Steve Larson agrees — in part. He's senior policy director for ARC-Minnesota, which advocates for people with intellectual and developmental disabilities. Larson welcomes significant fee reductions for parents with kids on Medical Assistance who need special services.

He also applauds the legislation for greatly expanding opportunities for people with disabilities to customize their state assistance.

Larson is not happy lawmakers declined to increase wages for some of the 75,000 people who care for vulnerable Minnesotans.

Still, he said the bill could have been worse.

"If the governor hadn't signed the legislation, then it would be open for complete negotiations," he said, "and we were worried than any progress that we made in the current bill might be lost in a third version of the health and human services bill."

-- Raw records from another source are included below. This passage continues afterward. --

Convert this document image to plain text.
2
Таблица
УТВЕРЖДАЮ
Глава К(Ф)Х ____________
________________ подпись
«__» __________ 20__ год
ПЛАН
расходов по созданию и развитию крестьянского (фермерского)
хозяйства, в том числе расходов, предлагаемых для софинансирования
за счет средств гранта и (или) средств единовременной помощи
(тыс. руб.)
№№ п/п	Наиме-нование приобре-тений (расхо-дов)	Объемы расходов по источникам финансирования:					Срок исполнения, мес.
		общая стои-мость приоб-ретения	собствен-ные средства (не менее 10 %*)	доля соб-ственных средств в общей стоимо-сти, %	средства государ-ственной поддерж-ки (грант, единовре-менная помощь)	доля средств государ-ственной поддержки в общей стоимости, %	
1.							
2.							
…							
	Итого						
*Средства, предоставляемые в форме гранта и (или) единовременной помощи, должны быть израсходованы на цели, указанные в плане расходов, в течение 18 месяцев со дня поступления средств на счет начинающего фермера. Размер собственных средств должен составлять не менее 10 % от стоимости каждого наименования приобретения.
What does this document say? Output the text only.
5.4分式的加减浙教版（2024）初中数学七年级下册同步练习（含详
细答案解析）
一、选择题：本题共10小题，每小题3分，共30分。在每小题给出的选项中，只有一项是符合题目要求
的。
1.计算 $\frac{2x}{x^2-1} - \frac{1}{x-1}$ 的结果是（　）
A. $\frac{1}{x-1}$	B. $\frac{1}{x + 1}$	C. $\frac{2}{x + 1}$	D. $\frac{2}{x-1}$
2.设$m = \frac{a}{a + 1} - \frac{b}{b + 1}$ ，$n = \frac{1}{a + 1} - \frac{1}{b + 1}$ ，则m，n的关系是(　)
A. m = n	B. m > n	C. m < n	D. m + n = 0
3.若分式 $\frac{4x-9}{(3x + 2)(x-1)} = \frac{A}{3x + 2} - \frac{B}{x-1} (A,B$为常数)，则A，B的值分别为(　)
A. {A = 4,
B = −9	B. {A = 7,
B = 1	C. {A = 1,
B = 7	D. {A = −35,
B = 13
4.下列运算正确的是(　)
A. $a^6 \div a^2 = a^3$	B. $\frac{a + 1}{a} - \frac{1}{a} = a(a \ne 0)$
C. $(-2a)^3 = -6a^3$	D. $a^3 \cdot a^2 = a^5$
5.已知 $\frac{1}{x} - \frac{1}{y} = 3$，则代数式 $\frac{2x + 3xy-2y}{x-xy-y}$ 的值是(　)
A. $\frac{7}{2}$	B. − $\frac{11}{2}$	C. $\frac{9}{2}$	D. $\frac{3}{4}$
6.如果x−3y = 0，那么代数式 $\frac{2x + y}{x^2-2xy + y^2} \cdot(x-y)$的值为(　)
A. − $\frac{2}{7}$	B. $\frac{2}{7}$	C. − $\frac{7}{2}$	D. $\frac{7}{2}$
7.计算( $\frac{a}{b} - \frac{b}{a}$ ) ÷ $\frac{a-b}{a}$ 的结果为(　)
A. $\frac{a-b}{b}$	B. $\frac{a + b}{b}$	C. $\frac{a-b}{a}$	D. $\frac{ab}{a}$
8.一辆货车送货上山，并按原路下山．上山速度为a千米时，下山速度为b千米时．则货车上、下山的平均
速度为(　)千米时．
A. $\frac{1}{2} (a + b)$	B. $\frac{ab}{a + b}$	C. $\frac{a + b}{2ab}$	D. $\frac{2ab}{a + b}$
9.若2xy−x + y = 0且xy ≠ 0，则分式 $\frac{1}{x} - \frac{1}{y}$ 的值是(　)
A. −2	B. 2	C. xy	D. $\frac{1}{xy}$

Sen. Tony Lourey, DFL-Kerrick, is not happy with the legislation and voted against it.

"There's a lot missing from this bill," he said.

Lourey said there was not enough money to ensure medical assistance recipients have access to dental care the state is required make available to them. He also said the bill forces counties to spend millions of dollars to make up for a last-minute, roughly $20 million annual cut in state spending.

"Nobody was aware this was going to be there until the morning of the last day of our special session," Lourey said. "Counties had zero opportunity to come to the table and explain what it would mean to their taxpayers. That's not how you make law."

Abeler pushed for the assessment-funding reduction. He said the assessments are ineffective, time-consuming.

"This was a conscience effort to provoke discussion and find ways to do it more efficiently. It's called MNChoices and it's extremely ineffective," Abeler said.

But the legislation doesn't address the problems Abeler complains about. Instead it just forces counties to help cover the cost of the assessments Abeler claims are ineffective.

"It's real money for all counties," said Julie Ring of the Association of Minnesota Counties. "Every county has to do these assessments. It's a significant amount of work and we're talking for some counties hundreds of thousand dollars and for some counties in the metropolitan area with high populations you're talking millions of dollars a year."

Even though senators Abeler and Lourey split their vote on the bill, they share one concern: The legislation relies on hundreds of millions of dollars in temporary funding to pay for services that consume a growing share of the state budget.

"It's incredibly reckless and irresponsible to be put putting one-time money to ongoing needs of this magnitude," said Lourey, a DFLer. "We are going to be in big trouble with this budget going forward."

Abeler does not dispute that.

"I'm uncomfortable with some of the funding that got put together. I guess that's what compromise is about," he said.

Much of the one-time funding Republicans and Democrats say they're concerned about is coming from a health care access fund whose funding source disappears in two years.